Blossom, resolvi batizar.
Escrever
ajudava ela a sair da solidão. Ou lidar com ela. Nunca tinha pensado nisso, mas
acho que escrevo pelo mesmo motivo.
Cris está
aqui por perto. Lembrei agora quando escrevi que as melhores partes eram as que
eu falava dela.
Blossom,
fiquei pensando, deve ter uma dor parecida com a minha. Parecida com a de todas
nós. Não saber por que e para que estamos aqui. O que foi a nossa história – e o
que ela será. Esse é meu drama, Blossom. Reencontrar o que se perdeu.
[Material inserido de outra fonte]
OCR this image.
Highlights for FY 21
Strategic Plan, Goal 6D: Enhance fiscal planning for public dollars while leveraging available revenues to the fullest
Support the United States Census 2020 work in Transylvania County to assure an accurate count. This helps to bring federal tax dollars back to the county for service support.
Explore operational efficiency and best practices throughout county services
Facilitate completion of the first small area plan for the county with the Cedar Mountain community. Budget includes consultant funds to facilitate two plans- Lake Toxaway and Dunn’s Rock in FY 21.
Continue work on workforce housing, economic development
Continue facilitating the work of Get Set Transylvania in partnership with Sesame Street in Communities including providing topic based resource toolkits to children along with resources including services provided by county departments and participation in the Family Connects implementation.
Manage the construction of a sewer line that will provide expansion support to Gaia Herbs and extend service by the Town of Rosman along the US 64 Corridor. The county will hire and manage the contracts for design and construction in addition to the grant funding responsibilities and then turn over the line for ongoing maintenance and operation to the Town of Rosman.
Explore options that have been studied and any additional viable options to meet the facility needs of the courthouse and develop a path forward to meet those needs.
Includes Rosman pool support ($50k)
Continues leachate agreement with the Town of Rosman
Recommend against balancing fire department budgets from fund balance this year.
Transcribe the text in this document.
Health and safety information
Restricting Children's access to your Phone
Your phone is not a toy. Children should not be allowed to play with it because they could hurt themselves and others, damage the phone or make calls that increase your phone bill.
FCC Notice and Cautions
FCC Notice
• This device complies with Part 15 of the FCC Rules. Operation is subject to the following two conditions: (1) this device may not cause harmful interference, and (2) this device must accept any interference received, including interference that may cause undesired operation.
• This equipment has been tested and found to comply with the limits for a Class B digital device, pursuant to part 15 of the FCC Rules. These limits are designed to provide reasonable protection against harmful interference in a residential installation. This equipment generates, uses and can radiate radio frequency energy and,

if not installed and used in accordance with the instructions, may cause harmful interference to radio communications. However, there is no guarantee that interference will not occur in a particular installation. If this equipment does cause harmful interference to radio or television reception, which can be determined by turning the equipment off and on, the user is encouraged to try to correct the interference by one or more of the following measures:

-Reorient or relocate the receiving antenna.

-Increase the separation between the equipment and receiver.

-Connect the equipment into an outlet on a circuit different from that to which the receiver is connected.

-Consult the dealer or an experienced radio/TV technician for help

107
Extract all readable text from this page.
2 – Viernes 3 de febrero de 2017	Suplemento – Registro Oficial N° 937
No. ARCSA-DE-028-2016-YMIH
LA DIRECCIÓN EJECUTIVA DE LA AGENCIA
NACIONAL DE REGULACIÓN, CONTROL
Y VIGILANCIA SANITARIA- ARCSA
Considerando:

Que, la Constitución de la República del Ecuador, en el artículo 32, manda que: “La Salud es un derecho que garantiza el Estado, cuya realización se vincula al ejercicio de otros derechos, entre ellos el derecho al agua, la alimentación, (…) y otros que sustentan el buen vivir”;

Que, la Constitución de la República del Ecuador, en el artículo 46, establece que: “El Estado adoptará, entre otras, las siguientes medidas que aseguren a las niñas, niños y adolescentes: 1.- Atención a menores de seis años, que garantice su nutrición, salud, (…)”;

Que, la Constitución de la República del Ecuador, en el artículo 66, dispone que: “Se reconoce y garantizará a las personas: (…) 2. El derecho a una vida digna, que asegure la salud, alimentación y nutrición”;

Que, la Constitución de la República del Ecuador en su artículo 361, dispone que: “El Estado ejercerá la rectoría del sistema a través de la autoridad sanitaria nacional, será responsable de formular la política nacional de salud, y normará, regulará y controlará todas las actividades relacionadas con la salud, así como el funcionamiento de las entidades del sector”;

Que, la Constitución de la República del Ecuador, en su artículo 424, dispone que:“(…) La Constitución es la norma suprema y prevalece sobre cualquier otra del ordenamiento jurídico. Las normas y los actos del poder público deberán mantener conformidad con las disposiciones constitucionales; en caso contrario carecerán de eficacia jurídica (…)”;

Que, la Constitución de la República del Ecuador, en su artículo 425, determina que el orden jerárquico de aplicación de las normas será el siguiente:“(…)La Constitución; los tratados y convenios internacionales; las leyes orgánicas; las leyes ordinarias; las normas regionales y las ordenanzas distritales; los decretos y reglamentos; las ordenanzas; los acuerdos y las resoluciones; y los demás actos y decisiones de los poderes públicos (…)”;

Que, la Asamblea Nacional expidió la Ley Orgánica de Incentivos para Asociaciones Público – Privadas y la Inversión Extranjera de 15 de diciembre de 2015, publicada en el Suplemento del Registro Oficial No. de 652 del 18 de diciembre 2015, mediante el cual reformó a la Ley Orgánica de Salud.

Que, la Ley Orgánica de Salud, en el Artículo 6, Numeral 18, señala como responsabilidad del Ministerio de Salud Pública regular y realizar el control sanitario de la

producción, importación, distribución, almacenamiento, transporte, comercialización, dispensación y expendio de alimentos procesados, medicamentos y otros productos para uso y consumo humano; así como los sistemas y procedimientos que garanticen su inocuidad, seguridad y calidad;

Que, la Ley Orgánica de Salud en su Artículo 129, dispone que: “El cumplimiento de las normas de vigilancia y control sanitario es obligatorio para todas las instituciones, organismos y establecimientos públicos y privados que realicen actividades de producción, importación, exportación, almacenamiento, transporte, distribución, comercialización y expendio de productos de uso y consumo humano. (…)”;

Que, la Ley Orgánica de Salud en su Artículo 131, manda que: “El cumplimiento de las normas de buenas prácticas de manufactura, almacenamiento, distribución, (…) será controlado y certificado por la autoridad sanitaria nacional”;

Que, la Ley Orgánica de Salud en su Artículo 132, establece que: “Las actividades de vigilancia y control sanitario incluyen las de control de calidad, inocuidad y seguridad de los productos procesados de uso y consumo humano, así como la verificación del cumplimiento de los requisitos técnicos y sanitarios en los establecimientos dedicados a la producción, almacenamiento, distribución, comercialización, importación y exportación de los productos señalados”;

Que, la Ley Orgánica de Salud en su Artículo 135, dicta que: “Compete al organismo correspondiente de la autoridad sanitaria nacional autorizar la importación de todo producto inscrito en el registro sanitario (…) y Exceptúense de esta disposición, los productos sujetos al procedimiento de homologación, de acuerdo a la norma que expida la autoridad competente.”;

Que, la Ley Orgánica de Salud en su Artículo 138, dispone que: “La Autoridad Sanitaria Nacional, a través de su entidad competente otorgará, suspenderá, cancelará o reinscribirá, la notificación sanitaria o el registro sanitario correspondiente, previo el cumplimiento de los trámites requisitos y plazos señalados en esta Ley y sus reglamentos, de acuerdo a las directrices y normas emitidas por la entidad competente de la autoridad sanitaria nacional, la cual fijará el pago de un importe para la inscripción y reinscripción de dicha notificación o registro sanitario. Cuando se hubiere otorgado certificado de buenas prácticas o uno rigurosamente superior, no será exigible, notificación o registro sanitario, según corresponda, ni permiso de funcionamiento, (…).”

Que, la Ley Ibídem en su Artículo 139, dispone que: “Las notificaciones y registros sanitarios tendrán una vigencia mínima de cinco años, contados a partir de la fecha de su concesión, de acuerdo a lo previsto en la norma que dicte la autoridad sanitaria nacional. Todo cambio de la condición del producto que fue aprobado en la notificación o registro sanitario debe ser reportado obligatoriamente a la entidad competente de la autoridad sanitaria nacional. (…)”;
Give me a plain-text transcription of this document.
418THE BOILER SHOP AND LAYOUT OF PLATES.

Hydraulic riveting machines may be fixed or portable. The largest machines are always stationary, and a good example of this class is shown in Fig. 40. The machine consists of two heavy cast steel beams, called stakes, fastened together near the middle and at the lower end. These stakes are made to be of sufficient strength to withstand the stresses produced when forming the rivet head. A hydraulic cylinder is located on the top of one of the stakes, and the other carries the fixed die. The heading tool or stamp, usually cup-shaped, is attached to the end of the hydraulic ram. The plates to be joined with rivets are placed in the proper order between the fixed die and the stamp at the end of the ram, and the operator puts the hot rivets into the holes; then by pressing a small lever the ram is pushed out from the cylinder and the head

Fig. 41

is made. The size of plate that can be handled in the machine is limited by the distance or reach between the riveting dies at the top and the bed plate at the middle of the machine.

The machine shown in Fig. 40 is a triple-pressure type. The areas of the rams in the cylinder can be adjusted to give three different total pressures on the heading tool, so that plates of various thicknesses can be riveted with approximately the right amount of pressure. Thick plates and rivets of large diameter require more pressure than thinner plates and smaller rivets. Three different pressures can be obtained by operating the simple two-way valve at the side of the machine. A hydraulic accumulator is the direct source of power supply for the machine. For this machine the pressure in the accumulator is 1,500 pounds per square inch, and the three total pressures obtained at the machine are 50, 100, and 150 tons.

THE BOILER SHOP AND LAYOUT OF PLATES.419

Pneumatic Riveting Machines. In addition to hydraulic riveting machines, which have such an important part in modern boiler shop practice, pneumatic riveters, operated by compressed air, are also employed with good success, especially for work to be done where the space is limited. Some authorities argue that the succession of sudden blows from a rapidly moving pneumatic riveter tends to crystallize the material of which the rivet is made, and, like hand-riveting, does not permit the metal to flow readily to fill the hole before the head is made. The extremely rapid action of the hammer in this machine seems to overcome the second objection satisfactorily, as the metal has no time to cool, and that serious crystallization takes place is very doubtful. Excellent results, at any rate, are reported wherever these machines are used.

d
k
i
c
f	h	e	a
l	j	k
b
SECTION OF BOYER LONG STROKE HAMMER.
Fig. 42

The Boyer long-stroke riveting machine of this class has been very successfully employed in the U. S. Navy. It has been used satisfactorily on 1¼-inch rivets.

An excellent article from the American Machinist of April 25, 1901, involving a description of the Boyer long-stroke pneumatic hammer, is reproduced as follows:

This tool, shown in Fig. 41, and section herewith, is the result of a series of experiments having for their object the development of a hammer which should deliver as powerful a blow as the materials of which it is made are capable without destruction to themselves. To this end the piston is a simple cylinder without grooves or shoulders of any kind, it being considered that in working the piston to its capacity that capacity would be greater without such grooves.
Talvez a
inocência que me roubaram, e percebi olhando para ela, enquanto ela disse que
não gostava que ficassem em silêncio, observando, tentando adivinhar seus
pensamentos a partir de suas expressões faciais, que também devem ter roubado a
dela. Bem, não viemos parar neste fim de mundo por acaso.
Roubaram
de mim. Roubaram dela. Roubaram de Dafne, que ouvi dizer que vai sair daqui.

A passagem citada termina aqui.